Lettuce, cucumber, sliced tomato, radish, spring onions, buttered bread and either ham, corned beef, or (if we were treating ourselves) tinned salmon.

Sometimes instead of salad we would have egg mayo sandwiches, but made with salad cream instead of mayo. Lush, especially when the eggs were still warm from being boiled. 🤤🤤

Pertella · 11/10/2020 10:22

profyaffle that's the proper recipe.

When i had it as a kid it was more potato salad with peas, carrots and onions added to it. 🤣

Lemonylemony · 11/10/2020 10:27

Russian salad/Olivier salad was a recipe invented in Moscow in the 1860s apparently
en.m.wikipedia.org/wiki/Olivier_salad

CherryPavlova · 11/10/2020 10:27

@ProfYaffle

I'm quite intrigued by the Russian salad people are talking about. I don't remember that from when I was a child but I recently got a recipe for Olive Salad from a Ukranian friend. It's potatoes, pickles, peas, carrots, spring onions and boiled eggs all chopped up and mixed with mayo and sour cream. Is that 'russian salad'?
Sounds very like Russian salad. No pickles in ours though. New potatoes chopped into cubes with peas, scallions and carrots folded into mayonnaise. Sliced hard boiled egg on top.
Hokeywokey · 11/10/2020 10:30

Old fashioned salads?

Not seeing it. Most of these just sound like normal salads to me.

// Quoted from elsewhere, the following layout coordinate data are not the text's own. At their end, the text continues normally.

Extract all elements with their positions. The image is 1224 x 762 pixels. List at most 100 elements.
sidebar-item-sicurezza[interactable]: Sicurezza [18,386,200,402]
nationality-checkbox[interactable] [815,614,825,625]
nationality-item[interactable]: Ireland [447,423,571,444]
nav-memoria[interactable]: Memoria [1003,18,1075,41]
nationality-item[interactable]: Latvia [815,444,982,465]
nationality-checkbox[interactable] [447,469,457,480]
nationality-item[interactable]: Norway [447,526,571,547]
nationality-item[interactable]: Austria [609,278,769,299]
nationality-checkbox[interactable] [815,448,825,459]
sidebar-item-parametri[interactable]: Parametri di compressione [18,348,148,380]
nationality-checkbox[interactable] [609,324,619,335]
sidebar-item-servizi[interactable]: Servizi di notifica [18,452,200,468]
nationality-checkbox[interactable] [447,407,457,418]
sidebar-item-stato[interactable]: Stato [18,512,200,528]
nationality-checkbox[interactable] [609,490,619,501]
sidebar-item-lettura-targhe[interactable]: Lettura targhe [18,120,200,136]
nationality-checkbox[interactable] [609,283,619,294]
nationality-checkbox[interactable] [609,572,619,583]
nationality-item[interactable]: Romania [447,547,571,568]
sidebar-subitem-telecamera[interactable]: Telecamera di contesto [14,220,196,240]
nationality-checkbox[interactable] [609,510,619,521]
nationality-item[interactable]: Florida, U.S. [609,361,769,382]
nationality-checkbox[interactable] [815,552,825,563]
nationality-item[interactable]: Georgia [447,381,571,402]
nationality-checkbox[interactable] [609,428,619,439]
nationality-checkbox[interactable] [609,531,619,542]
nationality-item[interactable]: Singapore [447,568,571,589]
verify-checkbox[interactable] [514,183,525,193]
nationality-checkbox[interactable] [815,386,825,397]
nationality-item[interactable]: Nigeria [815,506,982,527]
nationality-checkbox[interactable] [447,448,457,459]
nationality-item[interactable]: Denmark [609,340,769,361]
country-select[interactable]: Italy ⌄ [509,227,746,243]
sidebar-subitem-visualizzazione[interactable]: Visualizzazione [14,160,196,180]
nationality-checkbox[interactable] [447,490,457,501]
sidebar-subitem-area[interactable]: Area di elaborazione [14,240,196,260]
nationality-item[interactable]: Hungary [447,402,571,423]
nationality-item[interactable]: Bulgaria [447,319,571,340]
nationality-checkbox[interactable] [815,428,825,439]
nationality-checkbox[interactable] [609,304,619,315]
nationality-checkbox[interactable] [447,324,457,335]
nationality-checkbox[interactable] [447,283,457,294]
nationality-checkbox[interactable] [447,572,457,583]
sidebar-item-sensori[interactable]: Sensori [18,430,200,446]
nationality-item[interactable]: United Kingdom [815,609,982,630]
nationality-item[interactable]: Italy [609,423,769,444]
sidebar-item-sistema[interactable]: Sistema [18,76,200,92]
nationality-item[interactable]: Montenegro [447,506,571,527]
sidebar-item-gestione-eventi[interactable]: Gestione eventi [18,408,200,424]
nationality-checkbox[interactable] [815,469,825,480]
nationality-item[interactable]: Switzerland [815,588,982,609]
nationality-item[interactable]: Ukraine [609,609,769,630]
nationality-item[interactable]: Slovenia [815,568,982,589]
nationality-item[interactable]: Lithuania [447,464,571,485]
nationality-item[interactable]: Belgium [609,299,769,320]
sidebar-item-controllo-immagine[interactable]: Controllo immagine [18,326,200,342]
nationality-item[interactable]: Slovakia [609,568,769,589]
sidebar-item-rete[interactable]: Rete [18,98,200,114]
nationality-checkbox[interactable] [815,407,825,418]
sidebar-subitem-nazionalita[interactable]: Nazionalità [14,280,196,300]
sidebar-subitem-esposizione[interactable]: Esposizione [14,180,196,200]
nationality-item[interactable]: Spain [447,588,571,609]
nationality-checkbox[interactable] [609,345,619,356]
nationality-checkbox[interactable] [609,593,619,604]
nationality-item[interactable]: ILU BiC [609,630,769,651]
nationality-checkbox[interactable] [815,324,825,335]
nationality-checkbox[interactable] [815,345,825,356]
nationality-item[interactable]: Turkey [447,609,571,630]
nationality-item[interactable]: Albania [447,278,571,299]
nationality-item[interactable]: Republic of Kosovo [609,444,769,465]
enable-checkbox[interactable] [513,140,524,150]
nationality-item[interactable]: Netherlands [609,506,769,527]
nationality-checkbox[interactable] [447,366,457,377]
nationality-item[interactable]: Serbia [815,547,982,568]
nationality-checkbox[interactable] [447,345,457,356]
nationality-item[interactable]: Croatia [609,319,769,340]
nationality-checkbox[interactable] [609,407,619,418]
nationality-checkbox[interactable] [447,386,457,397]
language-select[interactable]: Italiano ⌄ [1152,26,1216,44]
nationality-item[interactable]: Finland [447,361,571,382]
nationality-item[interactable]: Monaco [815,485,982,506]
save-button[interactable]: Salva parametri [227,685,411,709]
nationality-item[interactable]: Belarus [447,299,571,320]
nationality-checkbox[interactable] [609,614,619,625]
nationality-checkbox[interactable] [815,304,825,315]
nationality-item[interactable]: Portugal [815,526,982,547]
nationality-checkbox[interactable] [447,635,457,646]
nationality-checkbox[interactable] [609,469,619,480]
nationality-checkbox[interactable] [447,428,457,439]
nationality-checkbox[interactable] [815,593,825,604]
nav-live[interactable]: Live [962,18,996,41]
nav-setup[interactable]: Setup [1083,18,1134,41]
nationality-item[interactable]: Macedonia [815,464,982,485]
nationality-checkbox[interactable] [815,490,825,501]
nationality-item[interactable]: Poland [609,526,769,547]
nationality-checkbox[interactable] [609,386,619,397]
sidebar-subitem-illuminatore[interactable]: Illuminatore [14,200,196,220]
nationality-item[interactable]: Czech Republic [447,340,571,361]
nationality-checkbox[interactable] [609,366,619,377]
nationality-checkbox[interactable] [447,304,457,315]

ProfYaffle · 11/10/2020 10:33

That's interesting, thanks all. Makes me think of Heinz tinned salad!

Mrsjayy · 11/10/2020 10:38

Oh the heinz salad was weird had peas in itConfused

ProfYaffle · 11/10/2020 10:40

It was considered expensive by my Nan, she only had it occasionally as a 'treat', usually alongside tinned salmon (mashed with vinegar)

DartfordWarbler · 11/10/2020 10:41

Every Sunday at my grandparents in the 70’s- after the roast at lunchtime
Tinned pilchards cold , lettuce, cucumber, tomato, spring onion and pickled beetroot. I still don’t like pilchards from a tin🤣
Not a northern only thing- this was Kent.
Was it a post war thing though- my grandparents were parents during the war

OhTheRoses · 11/10/2020 10:42

My grandad was Russian. My grandparents never made Russian salad!

Much is about availability though and in the 60s and even 70s there wasn't much in the way of salad vegetables available and when they were they were expensive hence greater reliance on things like Chinese leaves and one tomato in a salad or orange and chicory and single item salads like beetroot or cold potatoes. Thankfully due to having European antecedents we swerved the salad cream.

Over winter there was a much greater reliance on pickles and chutney with salad as a garnish. I still hate cold meat, mash and pickles which was a regular on a Monday night. My gran used to serve a lot of things that would make blood run cold now: pressed tongue, brawn, often with pickles and a lettuce leaf and bread and butter. Also things like liver and onions and stuffed hearts which were delish. And pies all sorts of pies: meat, (rarely chicken it was too good then for pie), rabbit, apple, plum, rhubarb, etc. Lots of root veg and things in season. I don't remember broccoli except for purple sprouting and home grown ever as a child.

Mrsjayy · 11/10/2020 10:44

yes tins of heinz was definitely a treat, im sure there was also a coleslaw?